Chi prova a giustificare tale modo di agire considerandolo un sistema di legittima difesa rispetto ad aliquote troppo alte di tassazione sa benissimo di usare un falso sillogismo per difendere l’indifendibile; la tutela da una tassazione troppo elevata infatti non si fa con l’evasione, ma con l’azione politica tesa alla riduzione delle imposte.
Le modalità, le situazioni, le collusioni e le complicità dell’evasione sono alquanto articolate e ovviamente sono riscontrabili maggiormente nelle attività autonome considerato che i lavoratori dipendenti, ove non esercitino seconde attività in nero, hanno una tassazione con ritenute alla fonte.

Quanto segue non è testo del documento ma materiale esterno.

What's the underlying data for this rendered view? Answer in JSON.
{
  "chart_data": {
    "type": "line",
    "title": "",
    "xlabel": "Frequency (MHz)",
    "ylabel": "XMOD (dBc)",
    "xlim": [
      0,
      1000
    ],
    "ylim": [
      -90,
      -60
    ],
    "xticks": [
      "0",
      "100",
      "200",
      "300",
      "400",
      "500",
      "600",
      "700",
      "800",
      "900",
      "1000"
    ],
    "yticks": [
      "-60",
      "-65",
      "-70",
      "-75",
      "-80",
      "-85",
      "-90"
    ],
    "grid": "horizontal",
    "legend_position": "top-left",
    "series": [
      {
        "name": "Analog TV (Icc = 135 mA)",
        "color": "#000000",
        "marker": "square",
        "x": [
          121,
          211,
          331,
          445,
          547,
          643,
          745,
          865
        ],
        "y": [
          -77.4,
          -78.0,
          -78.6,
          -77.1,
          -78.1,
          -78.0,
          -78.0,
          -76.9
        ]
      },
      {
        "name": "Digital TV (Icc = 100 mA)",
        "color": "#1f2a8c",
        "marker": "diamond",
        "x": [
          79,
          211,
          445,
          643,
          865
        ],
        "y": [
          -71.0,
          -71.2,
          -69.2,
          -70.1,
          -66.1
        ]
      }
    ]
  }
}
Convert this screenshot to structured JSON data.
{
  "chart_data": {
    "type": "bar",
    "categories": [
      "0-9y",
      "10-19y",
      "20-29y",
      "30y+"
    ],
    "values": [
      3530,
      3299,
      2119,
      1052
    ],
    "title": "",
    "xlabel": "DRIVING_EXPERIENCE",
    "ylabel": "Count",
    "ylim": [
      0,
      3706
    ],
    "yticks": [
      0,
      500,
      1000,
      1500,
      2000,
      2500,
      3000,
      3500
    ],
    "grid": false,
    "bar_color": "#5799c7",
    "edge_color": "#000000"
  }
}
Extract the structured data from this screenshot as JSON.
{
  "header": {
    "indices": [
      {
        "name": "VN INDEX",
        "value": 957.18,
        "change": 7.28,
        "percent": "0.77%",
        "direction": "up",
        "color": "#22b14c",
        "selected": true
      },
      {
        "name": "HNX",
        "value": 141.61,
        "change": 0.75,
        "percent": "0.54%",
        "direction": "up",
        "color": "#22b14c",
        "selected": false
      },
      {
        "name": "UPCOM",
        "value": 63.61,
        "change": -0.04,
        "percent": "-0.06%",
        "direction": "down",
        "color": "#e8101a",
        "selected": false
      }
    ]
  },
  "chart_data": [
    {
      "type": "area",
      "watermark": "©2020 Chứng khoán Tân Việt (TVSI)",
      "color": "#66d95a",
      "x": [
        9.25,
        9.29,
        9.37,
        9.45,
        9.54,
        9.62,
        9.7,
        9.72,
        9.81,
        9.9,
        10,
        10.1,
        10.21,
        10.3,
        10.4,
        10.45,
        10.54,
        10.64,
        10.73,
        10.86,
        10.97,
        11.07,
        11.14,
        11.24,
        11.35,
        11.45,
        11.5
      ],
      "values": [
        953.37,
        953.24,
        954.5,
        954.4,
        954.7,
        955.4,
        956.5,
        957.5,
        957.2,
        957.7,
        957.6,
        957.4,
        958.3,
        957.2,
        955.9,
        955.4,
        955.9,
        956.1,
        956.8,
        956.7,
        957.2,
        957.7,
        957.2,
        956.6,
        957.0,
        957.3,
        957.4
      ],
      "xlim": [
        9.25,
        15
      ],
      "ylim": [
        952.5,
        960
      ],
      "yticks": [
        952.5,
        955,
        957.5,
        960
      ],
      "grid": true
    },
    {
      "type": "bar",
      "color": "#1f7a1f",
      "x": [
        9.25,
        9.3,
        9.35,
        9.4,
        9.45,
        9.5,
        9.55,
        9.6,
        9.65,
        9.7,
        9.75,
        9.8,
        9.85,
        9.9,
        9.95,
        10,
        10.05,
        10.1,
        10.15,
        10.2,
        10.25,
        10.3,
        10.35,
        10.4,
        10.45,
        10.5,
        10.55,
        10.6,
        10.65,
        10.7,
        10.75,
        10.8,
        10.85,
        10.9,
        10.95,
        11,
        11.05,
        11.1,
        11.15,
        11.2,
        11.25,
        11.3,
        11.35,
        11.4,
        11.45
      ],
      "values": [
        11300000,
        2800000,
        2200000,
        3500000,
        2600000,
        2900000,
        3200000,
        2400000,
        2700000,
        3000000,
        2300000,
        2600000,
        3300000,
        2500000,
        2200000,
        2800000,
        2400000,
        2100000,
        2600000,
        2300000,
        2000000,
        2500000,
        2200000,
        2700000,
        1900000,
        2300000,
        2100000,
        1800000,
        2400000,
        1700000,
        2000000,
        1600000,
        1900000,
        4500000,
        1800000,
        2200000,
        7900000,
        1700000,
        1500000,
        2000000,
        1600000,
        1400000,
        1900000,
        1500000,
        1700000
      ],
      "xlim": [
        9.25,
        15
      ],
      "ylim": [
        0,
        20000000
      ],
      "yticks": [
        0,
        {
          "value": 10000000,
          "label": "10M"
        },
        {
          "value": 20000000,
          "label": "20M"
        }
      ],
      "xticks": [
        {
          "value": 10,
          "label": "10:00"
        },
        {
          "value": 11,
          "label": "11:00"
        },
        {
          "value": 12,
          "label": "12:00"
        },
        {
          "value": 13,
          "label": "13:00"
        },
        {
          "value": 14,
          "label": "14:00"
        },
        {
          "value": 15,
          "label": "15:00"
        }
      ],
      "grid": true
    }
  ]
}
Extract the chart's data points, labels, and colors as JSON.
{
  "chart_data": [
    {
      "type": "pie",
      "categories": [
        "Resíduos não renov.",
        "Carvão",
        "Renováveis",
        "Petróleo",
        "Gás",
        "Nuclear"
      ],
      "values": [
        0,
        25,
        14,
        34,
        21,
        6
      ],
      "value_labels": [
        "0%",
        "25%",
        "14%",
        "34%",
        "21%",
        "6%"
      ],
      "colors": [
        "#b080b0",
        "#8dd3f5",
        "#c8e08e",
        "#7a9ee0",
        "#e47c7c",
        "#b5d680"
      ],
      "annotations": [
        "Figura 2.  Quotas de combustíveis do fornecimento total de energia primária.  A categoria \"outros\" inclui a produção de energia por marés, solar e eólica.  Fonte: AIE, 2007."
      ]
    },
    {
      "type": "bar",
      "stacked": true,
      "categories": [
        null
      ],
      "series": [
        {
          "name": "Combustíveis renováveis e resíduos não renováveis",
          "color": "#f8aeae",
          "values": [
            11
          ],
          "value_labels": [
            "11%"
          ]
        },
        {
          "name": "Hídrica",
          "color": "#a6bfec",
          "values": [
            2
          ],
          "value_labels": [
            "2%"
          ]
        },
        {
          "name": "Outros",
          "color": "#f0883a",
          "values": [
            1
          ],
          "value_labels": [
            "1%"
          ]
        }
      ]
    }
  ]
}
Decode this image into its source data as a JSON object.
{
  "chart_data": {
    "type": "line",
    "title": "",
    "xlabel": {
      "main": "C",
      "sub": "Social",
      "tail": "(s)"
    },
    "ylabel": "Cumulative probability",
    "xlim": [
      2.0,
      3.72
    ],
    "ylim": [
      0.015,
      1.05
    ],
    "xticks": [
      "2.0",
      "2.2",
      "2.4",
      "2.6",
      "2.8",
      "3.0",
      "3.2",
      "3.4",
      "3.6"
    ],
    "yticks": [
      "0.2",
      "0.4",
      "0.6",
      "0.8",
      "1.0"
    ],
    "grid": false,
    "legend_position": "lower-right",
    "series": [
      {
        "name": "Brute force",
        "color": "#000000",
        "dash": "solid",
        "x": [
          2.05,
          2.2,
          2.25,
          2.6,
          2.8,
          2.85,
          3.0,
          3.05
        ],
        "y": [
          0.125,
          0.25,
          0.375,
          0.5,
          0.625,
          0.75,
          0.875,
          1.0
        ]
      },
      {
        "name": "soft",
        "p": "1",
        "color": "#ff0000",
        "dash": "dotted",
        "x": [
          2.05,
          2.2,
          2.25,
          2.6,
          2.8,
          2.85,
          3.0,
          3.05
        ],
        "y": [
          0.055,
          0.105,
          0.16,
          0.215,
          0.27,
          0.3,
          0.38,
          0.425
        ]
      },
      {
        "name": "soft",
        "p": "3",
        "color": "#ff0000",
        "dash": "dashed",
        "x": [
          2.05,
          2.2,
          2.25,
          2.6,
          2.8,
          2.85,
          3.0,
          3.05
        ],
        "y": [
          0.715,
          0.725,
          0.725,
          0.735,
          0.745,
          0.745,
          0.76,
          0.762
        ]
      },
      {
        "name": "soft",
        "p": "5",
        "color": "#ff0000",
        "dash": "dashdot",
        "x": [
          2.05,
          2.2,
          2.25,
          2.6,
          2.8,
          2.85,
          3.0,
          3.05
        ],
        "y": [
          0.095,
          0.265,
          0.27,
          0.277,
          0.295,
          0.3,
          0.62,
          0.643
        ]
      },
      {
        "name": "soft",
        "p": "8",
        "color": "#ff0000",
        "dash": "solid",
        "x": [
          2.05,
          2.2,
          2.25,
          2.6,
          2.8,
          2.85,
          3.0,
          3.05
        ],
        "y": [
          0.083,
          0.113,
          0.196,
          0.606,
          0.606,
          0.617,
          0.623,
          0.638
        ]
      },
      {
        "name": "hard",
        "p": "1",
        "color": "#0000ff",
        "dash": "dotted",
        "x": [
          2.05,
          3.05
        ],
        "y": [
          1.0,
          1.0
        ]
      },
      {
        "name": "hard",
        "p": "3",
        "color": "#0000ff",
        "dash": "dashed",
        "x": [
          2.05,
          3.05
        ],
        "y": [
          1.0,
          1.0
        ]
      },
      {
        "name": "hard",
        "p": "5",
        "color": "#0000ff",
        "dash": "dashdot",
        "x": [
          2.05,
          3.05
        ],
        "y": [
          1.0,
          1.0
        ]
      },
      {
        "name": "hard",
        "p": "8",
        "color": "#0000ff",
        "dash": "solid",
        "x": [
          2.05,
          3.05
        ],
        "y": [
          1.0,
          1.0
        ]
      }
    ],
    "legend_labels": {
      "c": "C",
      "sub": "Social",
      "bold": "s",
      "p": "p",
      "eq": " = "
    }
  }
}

Sarebbe scontato pertanto che i controlli dovrebbero riguardare proprio il mondo del lavoro autonomo e quello dell’economia sommersa verso i quali occorrerebbe intervenire con una decisione drastica che non abbiamo riscontrato sin qui da noi in nessun governo.
Uno studio condotto di recente dalla società inglese Tax Research LLP certifica che l’Italia, seguita da Germania e Francia, è al primo posto in Europa per evasione fiscale con 190 miliardi di euro di tasse evase corrispondenti al 23,28% di tax gap ovvero di rapporto tra fisco evaso ed entrate fiscali dello Stato.
Per essere più chiari il nostro Paese per ogni euro riscosso perde ventitré centesimi in evasione fiscale.
Si tratta di una cifra enorme che potrebbe, se recuperata, contribuire in maniera massiccia a risanare il pesante debito che tanti problemi ci sta creando nell’articolazione annuale delle leggi di stabilità.
Di fronte a tale situazione è del tutto evidente come nei circa tredici milioni di evasori totali o parziali esistenti prevalga l’interesse privato o familiare rispetto ai doveri pubblici verso la collettività e al senso dello Stato.
Diminuendo le entrate, il fenomeno crea gravi effetti economici che limitano servizi e welfare, ma pone anche risvolti etici con la creazione di concorrenza sleale tra operatori economici che sono ligi ai doveri e quelli che evadono.
Pure se alimentata talora da un’imposizione troppo elevata, l’evasione fiscale rappresenta a nostro avviso un reato grave soprattutto in quanto determina una forte ingiustizia sociale tra i cittadini.
I singoli Stati e la stessa Unione Europea non stanno facendo molto per evitarla o quantomeno ridurla; si tollerano anzi provvedimenti che permettono a grandi colossi industriali di stabilire la sede fiscale in Paesi come Irlanda, Lussemburgo, Svizzera o Olanda che ormai consentono agevolazioni vicine a quelle dei cosiddetti paradisi fiscali.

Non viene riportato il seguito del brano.